A real danger in the
Jewish dating system especially during the first two or three dates, is that
people sometimes get too caught up in the idea that this may be the person whom
they will marry and this sets up unrealistic expectations.
Under Jewish dating tradition, the two individuals meet after it is determined that each feels as if they are ready to marry and they are ready to find the person who they will be married to. Often, the families of the two will be acquainted and the introductions are made through the families. Other times, mutual friends will decide to play matchmaker and perform the introductions. The two individuals often will check each other out on paper to decide if they actually want to meet in person. Just by looking at the vitae, it may be wiser to rule out another person. For example if one person wants to complete a university degree and the other wants no part of any further education, it may be pointless to even meed for a first date.
The Jewish dating system allows plenty of time to get to know the characteristics of the person, but if one or both individuals are focused on thinking about the other framed in this may be my future spouse, they may not take the time to learn to know the person to see whether the personality is one which would be compatible over time. In other words, it more or less a way of short circuiting the Jewish dating system by placing too much emphasis on what may happen. Both parties ideally will proceed with the process of getting to know the other in the present.

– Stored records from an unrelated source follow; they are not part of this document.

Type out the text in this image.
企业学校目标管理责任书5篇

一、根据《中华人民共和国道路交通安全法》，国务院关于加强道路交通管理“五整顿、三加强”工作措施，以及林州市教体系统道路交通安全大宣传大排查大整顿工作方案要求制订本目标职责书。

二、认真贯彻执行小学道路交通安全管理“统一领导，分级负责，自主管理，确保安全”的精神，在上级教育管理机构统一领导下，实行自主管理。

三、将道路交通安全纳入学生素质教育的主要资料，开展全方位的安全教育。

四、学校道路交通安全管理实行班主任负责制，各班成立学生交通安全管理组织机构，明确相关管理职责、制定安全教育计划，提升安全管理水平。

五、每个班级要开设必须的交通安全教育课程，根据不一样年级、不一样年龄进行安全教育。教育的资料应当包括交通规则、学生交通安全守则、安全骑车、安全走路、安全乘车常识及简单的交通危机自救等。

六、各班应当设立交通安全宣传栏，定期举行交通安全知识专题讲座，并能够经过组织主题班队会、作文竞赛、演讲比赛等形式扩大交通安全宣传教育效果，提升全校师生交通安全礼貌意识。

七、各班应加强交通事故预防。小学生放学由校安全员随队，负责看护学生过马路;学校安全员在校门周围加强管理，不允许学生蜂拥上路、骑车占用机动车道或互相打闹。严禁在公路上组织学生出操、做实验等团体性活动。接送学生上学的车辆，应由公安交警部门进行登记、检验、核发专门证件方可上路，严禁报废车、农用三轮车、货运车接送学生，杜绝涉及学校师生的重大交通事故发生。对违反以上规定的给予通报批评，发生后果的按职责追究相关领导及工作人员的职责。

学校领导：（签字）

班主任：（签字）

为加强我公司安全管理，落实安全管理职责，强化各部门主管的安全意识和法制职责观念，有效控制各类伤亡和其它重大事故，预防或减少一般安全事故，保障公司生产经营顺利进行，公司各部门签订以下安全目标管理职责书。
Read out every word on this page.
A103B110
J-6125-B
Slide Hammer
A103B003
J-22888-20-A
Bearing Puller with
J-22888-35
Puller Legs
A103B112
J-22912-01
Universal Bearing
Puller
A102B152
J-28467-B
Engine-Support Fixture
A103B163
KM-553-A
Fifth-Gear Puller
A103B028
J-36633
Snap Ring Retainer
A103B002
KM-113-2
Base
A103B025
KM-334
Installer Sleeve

It is an error to go on a first date expecting to know immediately if the other person is right for them. Even with two people who have known each other previously, or are acquainted through family or friends, it commonly will take sometimes as many as three or four dates for the two individuals to be certain that they are starting to relate to each other, perhaps even beginning to like each other and also that there is a level of physical attraction which is present. The Jewish dating system first date is only an opportunity to reduce some of the shyness.
Getting accustomed to the
mannerisms, speech patterns, personality, even the way he or she dresses as a
reflection of their style, can all take time. During the early stages of Jewish
dating at least, it is better to focus on those factors rather than living in
imagination of what it would be like to be married to the other person.
At the same time, learning about the other person is not allowed to continue too long, Both parties usually come to a conclusion about the aptness of a union within about three to four months of seeing each other. The point being that if marriage is not right between these two individuals, each will want to move on and find another person.